A Quaresma é o tempo favorável para a conversão. É o tempo de arrependimento e de penitência, tempo pelo qual podemos ressurgir como novas criaturas. Tempo que nos permite de voltar a ser membro fiel do Povo de Deus, saindo da escravidão do pecado para uma vida nova no Espírito do Senhor Ressuscitado, afinal reencontrar o primeiro amor do nosso Batismo (Romanos 6, 3-4). E assim retomar com generosidade o nosso compromisso missionário de anunciar pelo testemunho de vida o Reino do Pai.
Na Quaresma somos convidados também a nos preparar para encontrar o nosso Deus e Pai, ouvir de novo o seu Nome: “Javé, Javé, Deus de compaixão e de piedade, cheio de amor e fidelidade” (Êxodo 34, 6). Na Quarta Feira das Cinzas, pela leitura do Santo Evangelho, nos será proposto três caminhos para seguir a Jesus e ir com ele para junto do Pai: o jejum, a oração e a esmola. Jejuar nos diz o Profeta Isaias é o seguinte: “Por acaso não consiste nisto o jejum que eu escolhi: em romper os grilhões da iniqüidade, solta as ataduras do jugo, por em liberdade os oprimidos. Não consiste em repartir o teu pão com o faminto, em recolheres em tua casa os pobres desabrigados, em vestires aquele que tu vês nu e em não te esconderes daquele que é a tua carne...” (Isaías 58, 1-7). Jejuar é se abster de tudo o que pode prejudicar o irmão ou a irmã, é renunciar a atos que humilham, não respeitam a dignidade dos outros. A oração é este momento reservado de face a face com o Pai, como Jesus se retirando em lugar deserto para orar (Marcos 1, 37). Mateus nos aconselha nos retirar na intimidade do nosso coração. Viver com Deus ao ponto de chegar a uma unificação de vida como o Apóstolo Paulo: “Já não sou eu que vivo, mas é Cristo que vive em mim” (Gálatas 2, 20). Viver na intimidade do nosso Deus, escutando a sua Palavra como discípulo autêntico: “De manhã em manhã ele me desperta, sim, desperta o meu ouvido para que eu ouça como os discípulos” (Isaías 50, 4). Por isso é muito bom dedicar uns momentos à leitura das Sagradas Escrituras. A esmola não é aquilo que me sobra como faziam os ricos no Templo de Jerusalém, e sim aquilo que me é necessário, mas que eu divido com quem precisa como a viúva que depositou no cofre do Templo tudo o que ela tinha (Marcos 12, 41-44), ou com a viúva de Sarepta que repartiu o que lhe restava com o Profeta Elias (1º livro dos Reis 17, 12-16).

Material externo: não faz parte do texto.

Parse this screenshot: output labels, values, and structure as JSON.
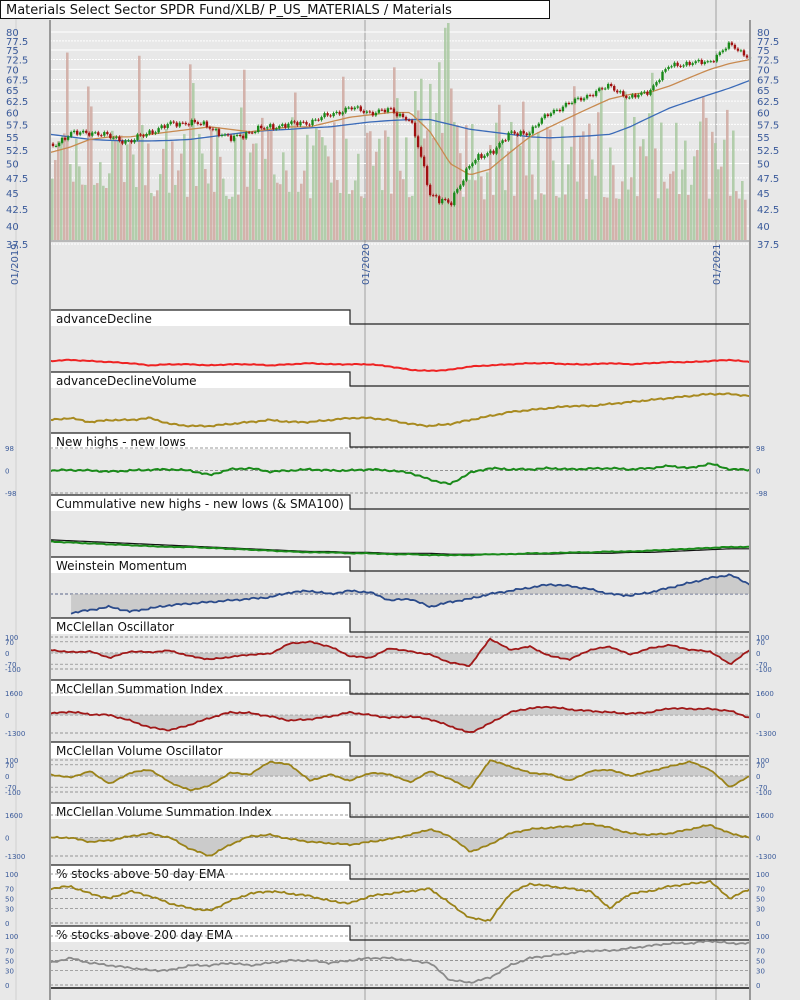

Percebemos que o jejum, a oração e a esmola são a resposta ás três tentações de Jesus no deserto. Tentações essas que estão constantemente presentes em nossa vidas: a sede de possuir, o consumismo, a orção-adoração em vista de ganhar alguma coisa, de até exigir de Deus, o egoísmo, que quer atrair sempre todas as atenções sobre a minha pessoa sem olhar as necessidades dos outros, concentrar tudo em mim mesmo sem repartir o que eu tenho.
Que nesta Quaresma possamos viver segundo o profundo sentido que trazem estes quarenta dias e quarenta noites: uma preparação para uma renovação de nossa vida de batizado, discípulo e discípula do Senhor Ressuscitado.